Members of the council's Northern Division expressed their concerns in Mallow today.

Cllr Gerard Murphy claimed: “Smaller towns and villages are not getting social housing because the emphasis is on bigger centres. We are contributing to rural decline.

Schools are closing and GAA clubs are not being able to deliver teams. We need to look seriously at our policy.

Divisional chairman Cllr Bernard Moynihan said “rural Ireland was all but destroyed” but believed there were ways it could be saved.

He pointed out that the development of a small number of houses in the village of Boherbue had attracted young families which had saved a teaching job from being axed in the local national school.

Cllr Moynihan previously highlighted the decline of Knocknagree, a thriving village in the 1960s and 1970s which had lost all its shops and petrol station, with the GAA club forced to amalgamate shortly as it didn't have enough juvenile players.

He said families were not able to get planning permission to build in the area as some officials were too strict.

The council's director of housing Maurice Manning said the council had purchased some 'turn-key houses' from small developers in the villages of Glanworth, Doneraile and Rathcormac and noted he would welcome expressions of interest from small building firms who might have ideas for projects in rural areas.

Cllr Murphy said the matter should be pursued quickly so as to ensure that the populations of some villages were increased "to keep them from dying".

Council officials also said they were examining acquiring derelict homes in villages which they could convert into social housing.

County Hall is currently pursuing around ten Compulsory Purchase Orders (CPOs) for properties in the North Cork region with most of them in small villages.

Meanwhile, Cllr John Paul O'Shea questioned why people were refusing houses offered to them by the council under Choice-Based Letting (CBL) system.

The online system was introduced by the council to allow people to see pictures of the interior and exterior of its vacant homes and has proved very successful.
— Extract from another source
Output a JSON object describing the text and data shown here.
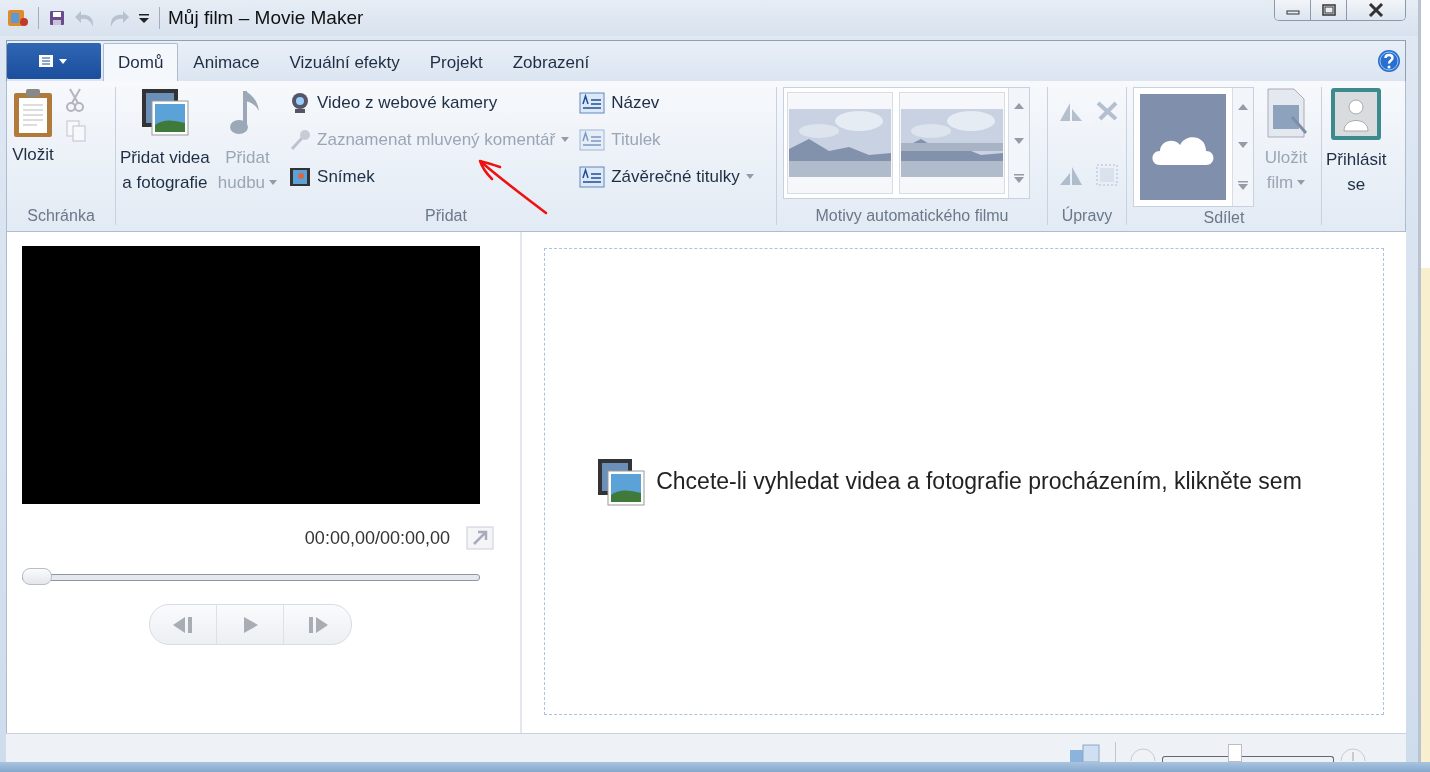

Figures released by the council show, countywide, the local authority offered 548 such homes in the past year of which nearly all were now occupied by new tenants.

However, 37 'successful' applicants subsequently turned them down.

Officials told Cllr O'Shea, in the majority of cases, applicants refused the housing as they did not like the location.

Successful applicants who refuse a property are barred for a year from making an application via the CBL system.

Since launching the CBL, prospective tenants have logged onto the site more than 435,000 times which Cllr Ian Doyle described as a success.

A total of 62,189 expressions of interest in vacant council houses were generated.

Currently, about 74% of waiting list applicants in the county use the online system.